In conjunction with this workshop, we will hold three challenges this year.

Track1

Weakly-supervised Semantic Segmentation

This track targets on learning to perform object semantic segmentation using image-level annotations as supervision [1, 2, 3]. The dataset is built upon the image detection track of ImageNet Large Scale Visual Recognition Competition (ILSVRC) [4], which totally includes 456, 567 training images from 200 categories. We provide pixel-level annotations of 15K images (validation/testing: 5, 000/10, 000) for evaluation.

Evalution: Mean Intersection-Over-Union (IoU) score over 200 categories.
Download: The training dataset is available at Imagenet DET Baidu Drive (pwd: 5e7g) Google Drive , val and test dataset are available at Baidu Drive and Google Drive
Note: The image label information can be extracted using the scripts
Submission: https://evalai.cloudcv.org/web/challenges/challenge-page/556/overview

Rank	Participant team	Mean IoU	Mean accuracy	Pixel accuracy
1st	Shuo Li, Zehua Hao, Yaoyang Du, Fang Liu^#, Licheng Jiao^#. Xidian University, IPIU Lab [slide]	49.06	68.1	86.64
2nd	Junwen Pan, Yongjuan Ma and Pengfei Zhu. Tianjin University [slide]	49.03	67.87	87.53
3rd	Xun Feng¹, Zhenyuan Chen¹, Zhendong Wang¹, Yibing Zhan², Chen Gong¹. ¹Nanjing University of Science and Technology, ²JD Explore Academy, JD.com [slide]	39.68	53	82.18

Track2

Weakly supervised product retrieval

Given a photo containing multiple product instances and a user-provided description, the track aims to detect the boxes of each product and retrieve the correct single product image in the gallery. We collect 1132830 real-world product photos in e-commerce website where each photo contains 2.83 products on average and corresponds to a user-provided description, and a single-product gallery with 40033 images for evaluating the retrieval performance. We split 9220 photos and their corresponding descriptions as the test set and provide product-level bounding boxes for each photo. This new track poses a very common setting in real-world application (e.g. e-commerce) and an interesting testbed for learning from imperfect data which testifies both the weak-supervised object retrieval given a caption, fine-grained instance recognitions and cross-modality (i.e. text and image) object-level retrieval. More details of this challenge are provided at https://competitions.codalab.org/competitions/30123

Rank	Participant team
1st	Baojun Li, Gengxin Wang, Jiamian Huang, Tao Liu, Zhiwei Shi, Zhimeng Wang. Joyy Al Research [slide]
2nd	Yanxin Long, Shuai Lin. Sun Yat-sen University
3rd	Hanyu Zhang, Pengliang Sun, Xing Liu. Chinese University of Hong Kong

Track3

Weakly-supervised Object Localization

This track targets on making the classification networks be equipped with the ability of object localization [7, 8, 9]. The dataset is built upon the image classification/localization track of ImageNet Large Scale Visual Recognition Competition (ILSVRC), which totally includes 1.2 million training images from 1000 categories. We provide pixel-level annotations of 44, 271 images (validation/testing: 23, 151/21, 120) for evaluation.

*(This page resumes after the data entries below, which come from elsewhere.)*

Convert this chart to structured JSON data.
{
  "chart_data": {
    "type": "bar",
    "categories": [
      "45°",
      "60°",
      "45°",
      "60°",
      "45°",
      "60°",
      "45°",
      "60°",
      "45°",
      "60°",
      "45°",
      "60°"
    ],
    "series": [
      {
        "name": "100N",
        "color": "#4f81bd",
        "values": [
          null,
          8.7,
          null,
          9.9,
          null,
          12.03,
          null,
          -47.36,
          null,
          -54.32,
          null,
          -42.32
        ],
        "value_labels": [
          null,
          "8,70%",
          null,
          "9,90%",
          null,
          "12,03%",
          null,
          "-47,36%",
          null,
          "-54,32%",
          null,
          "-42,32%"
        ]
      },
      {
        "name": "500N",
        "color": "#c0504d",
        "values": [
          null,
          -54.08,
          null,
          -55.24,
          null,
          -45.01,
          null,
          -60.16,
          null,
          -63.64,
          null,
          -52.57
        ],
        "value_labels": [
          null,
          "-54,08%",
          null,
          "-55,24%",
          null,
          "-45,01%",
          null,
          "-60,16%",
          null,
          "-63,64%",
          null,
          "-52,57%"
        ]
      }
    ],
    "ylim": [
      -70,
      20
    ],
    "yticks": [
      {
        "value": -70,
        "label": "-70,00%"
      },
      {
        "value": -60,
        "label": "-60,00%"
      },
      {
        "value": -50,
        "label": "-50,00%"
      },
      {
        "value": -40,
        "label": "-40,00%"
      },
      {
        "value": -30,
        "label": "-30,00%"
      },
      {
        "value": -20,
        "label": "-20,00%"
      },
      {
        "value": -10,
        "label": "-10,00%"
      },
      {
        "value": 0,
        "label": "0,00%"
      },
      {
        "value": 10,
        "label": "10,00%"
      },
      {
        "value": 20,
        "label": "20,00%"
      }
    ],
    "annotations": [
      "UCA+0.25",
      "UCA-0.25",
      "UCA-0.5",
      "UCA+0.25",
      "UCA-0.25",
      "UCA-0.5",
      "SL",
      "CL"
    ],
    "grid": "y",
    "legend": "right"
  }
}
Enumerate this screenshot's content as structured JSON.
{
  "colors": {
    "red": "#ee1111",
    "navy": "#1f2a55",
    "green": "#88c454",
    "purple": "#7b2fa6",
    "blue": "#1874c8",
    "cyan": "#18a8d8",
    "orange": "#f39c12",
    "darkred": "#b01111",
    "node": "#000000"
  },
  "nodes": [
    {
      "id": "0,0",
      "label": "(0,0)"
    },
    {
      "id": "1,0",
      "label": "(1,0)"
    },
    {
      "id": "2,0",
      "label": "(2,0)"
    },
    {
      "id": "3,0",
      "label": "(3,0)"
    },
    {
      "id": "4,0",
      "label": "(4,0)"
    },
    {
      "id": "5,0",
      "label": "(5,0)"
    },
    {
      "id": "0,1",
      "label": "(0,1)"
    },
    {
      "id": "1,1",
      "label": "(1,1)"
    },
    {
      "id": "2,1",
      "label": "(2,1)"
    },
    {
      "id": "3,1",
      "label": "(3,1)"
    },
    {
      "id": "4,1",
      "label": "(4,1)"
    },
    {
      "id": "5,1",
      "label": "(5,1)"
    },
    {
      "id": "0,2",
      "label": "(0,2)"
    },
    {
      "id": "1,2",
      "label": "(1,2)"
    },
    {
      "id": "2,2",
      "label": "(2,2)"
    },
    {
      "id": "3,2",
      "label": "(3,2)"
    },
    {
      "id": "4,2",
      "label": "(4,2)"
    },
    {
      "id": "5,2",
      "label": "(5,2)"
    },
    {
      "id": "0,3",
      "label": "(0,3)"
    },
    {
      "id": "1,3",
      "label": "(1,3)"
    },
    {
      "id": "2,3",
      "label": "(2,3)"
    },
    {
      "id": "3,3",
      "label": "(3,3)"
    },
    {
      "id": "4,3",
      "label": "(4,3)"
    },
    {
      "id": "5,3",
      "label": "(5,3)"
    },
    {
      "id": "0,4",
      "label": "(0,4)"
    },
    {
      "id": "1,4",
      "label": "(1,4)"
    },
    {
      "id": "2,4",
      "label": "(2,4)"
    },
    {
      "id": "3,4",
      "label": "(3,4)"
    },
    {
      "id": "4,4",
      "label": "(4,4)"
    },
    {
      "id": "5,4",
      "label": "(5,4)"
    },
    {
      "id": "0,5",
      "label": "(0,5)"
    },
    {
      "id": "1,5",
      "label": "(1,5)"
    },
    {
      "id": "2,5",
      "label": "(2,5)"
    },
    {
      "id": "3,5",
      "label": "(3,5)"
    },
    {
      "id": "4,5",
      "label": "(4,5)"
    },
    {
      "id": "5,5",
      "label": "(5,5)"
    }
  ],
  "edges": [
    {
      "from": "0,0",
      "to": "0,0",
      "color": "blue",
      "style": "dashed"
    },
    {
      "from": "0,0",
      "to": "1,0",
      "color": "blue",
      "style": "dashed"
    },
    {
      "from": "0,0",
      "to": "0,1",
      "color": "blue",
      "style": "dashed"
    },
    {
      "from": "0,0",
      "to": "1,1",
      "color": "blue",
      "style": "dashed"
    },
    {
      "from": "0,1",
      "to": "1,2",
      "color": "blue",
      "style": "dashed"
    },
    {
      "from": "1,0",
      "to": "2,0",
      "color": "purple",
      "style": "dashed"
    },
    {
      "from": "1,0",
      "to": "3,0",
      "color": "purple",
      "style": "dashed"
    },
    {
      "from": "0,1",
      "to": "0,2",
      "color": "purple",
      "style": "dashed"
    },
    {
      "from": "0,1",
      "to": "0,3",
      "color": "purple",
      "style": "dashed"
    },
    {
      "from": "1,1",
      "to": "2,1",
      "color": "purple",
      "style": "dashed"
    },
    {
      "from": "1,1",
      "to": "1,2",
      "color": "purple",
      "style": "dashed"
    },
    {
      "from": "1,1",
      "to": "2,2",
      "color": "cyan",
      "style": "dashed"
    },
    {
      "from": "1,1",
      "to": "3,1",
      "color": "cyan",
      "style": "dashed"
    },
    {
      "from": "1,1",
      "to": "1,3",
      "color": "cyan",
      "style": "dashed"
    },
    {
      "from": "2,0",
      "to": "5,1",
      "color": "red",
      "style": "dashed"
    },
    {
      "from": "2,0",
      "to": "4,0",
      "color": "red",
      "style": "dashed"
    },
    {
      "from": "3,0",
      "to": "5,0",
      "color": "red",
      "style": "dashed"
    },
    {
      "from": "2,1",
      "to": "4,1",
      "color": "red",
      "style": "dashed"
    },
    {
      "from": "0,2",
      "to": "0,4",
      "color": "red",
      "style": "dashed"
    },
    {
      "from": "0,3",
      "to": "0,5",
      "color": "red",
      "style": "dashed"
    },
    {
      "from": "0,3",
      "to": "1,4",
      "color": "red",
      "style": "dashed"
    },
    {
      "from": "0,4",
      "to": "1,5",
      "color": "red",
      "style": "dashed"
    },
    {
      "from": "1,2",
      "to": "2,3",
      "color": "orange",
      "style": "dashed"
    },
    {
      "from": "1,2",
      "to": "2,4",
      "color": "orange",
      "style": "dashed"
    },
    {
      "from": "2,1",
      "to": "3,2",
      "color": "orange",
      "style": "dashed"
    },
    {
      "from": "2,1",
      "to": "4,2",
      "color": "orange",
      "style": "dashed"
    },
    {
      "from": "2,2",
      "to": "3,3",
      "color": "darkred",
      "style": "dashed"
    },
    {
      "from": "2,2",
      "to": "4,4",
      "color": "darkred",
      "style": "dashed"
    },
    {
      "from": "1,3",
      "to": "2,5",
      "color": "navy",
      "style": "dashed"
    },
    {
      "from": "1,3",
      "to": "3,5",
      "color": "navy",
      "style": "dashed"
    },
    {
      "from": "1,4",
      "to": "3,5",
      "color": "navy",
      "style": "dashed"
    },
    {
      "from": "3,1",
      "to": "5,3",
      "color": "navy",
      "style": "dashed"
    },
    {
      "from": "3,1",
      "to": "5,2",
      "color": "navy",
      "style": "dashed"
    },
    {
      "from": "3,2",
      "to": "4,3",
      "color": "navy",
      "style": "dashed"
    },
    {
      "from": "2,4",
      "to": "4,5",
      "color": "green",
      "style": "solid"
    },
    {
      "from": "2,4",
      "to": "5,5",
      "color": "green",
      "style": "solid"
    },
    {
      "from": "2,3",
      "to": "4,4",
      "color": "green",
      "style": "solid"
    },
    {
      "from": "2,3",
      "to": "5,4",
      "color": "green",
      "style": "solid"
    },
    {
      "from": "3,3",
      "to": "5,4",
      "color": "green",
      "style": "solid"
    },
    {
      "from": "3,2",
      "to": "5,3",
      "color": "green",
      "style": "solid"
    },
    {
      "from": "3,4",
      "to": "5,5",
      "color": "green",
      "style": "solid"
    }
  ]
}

Evalution: IoU curve. With the predicted object localization map, we calculate the IoU scores between the foreground pixels and the ground-truth masks under different thresholds. In the ideal curve, the highest IoU score is expected to close to 1.0. The threshold value corresponding to the highest IoU score is expected to be 255 since the higher threshold values can reflect a higher contrast between the target object and the background.
Download: validation dataset, test list and evaluation scripts are available at Baidu Drive (pwd: z5yp) and Google Drive
Submission: https://evalai.cloudcv.org/web/challenges/challenge-page/557/overview
The evaluation server error occurred. Please send the zipped results to liutingtianna@gmail.com for evaluation.

Rank	Participant team	Peak_IoU	Peak_Threshold
1st	Xun Feng¹, Zhenyuan Chen¹, Zhendong Wang¹, Yibing Zhan², Chen Gong¹. ¹Nanjing University of Science and Technology, ²JD Explore Academy, JD.com [slide]	0.697	149
2nd	Yonsei-CVPR	0.55	41

Track4

High-resolution Human Parsing

This track aims to recognize human parts (19 semantics in total) within high-resolution images by learning with low-resolution ones, which is few explored before. To this end, we annotated 10,500 single-person images (training/validation/testing: 6,000/500/4,000) with an average resolution of 3950 by 2200. Besides the provided high-resolution images, off-the-shelf low-resolution datasets such as LIP and Pascal-Person-Part are welcome adopted for pre-training. This new track poses a new task of learning from imperfect data, transferring the learned knowledge from low-resolution images to high-resolution images. More details of this challenge are provided at https://competitions.codalab.org/competitions/30375

Details will be available soon.

Rank	Participant team	eIoU	mIoU
1st	Lu Yang¹, Liulei Li^{2, 4}, Tianfei Zhou³, Wenguan Wang³, Yi Liu⁴, Qing Song¹. ¹BUPT-PRIV, ²BIT, ³ETH Zurich, ⁴Baidu [slide]	48.29	79.32
2nd	DeepBlueAI team [slide]	46.24	77.49
3rd	DISL	43.87	76.72